"Elegance is not optional"
- Richard A. O'Keefe
goal: Let's not make reading SQL harder than it already is. This means keeping lines short, and trading aggressively compact code for regularity and ease of modification. All code, even analysts' SQL is read more often than it is written.
SQL is often written by non programmers. Power Business Users, Analysts, Data Scientists & Project Owners often claim to know / understand SQL. And they're right. SQL is an extremely friendly language. It's easy to pick up due to its natural language like syntax, and its extremely concise & expressive. The diverse background of all the practitioners of SQL yield a very complex world where very few things are standardized. Just as there are a lot of really bad javascript & php out there, there are a lot of badly written sql queries in existence.
Expert Programmers who normally work in their favourite language have to deal with SQL whenever they interact with databases. They bring the flavours of their favourite language into SQL. Good intentioned as this may be, it further pollutes SQL style.
A fairly common complaint is that 'SQL is easy to write, but hard to read later'. This is not true for good SQL.
The same reasons that make snippets of code in other languages good also hold for SQL
- meaningful variable names
- short(ish) lines
- good indentation and whitespace
- good use of line breaks and continuation
- useful comments
- efficient
- modularity
Keep it under 100 characters. Fewer than 80 characters is preferable, but not always possible. Greater than 100 should not be accepted. Try to break complex expressions into multiple lines.

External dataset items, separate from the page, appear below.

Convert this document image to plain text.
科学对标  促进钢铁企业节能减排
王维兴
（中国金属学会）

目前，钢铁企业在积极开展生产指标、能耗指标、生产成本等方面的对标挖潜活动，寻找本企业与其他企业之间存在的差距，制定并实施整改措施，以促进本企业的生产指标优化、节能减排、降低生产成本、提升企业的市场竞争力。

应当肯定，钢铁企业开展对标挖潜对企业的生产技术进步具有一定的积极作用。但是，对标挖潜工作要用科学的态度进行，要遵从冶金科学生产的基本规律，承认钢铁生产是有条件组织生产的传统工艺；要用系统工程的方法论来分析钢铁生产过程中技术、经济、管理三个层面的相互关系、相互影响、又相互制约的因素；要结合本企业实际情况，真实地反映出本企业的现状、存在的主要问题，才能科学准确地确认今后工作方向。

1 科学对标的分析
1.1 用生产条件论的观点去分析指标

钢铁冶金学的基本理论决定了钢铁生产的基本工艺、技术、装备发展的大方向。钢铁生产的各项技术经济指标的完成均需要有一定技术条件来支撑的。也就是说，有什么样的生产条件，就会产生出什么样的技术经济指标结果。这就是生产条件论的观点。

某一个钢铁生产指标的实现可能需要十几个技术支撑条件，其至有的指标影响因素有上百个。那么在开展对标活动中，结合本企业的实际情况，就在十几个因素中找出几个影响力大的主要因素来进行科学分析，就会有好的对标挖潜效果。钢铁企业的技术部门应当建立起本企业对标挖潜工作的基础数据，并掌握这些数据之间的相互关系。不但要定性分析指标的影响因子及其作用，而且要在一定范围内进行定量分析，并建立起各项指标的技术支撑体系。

Most complex expressions will have natural newline points at the (infix) operators.
CASE
WHEN
users.email LIKE '%gmail.com'
OR users.email LIKE '%hotmail.com'
OR users.email LIKE '%yahoo.com'
THEN 'free-domain'
ELSE 'company-domain'
END domain_type
CASE WHEN users.email LIKE '%gmail.com' OR users.email LIKE '%hotmail.com' OR users.email LIKE '%yahoo.com'
THEN 'free-domain'
ELSE 'company-domain' END domain_type
Regular expressions (at least in postgresql) are comparable in speed to LIKE
pattern matching. Here, we can shorten the lines, which adds to developer comfort when scanning this code. It also reduces the number of branches that the database has to execute. Instead of
evaluating 3 conditions and combining them with OR
. The database only evaluates one deterministic pattern.
CASE
WHEN users.email ~ '[gmail|hotmail|yahoo]\.com$'
THEN 'free-domain'
ELSE 'company-domain'
END domain_type
Even though it is common to put all the conditions in the same line, it is much more readable if broken up into multiple lines, and the operands are aligned rather than the operator with the preceding operand.
, orders.subtotal
- orders.discount
+ orders.tax
+ orders.shipping AS payable
, orders.subtotal -
orders.discount +
orders.tax +
orders.shipping AS payable
, orders.subtotal
- orders.discount
+ orders.tax
+ orders.shipping AS payable
, orders.subtotal - orders.discount + orders.tax + orders.shipping AS payable
- Alias long table names.
- Specify the table alias (or full name) when referring to columns. This avoids future name collisions when more joins are added, and makes diffs easier to read.
- Aliases are meant to be short & descriptive (3 ~ 5 characters is good, IMO).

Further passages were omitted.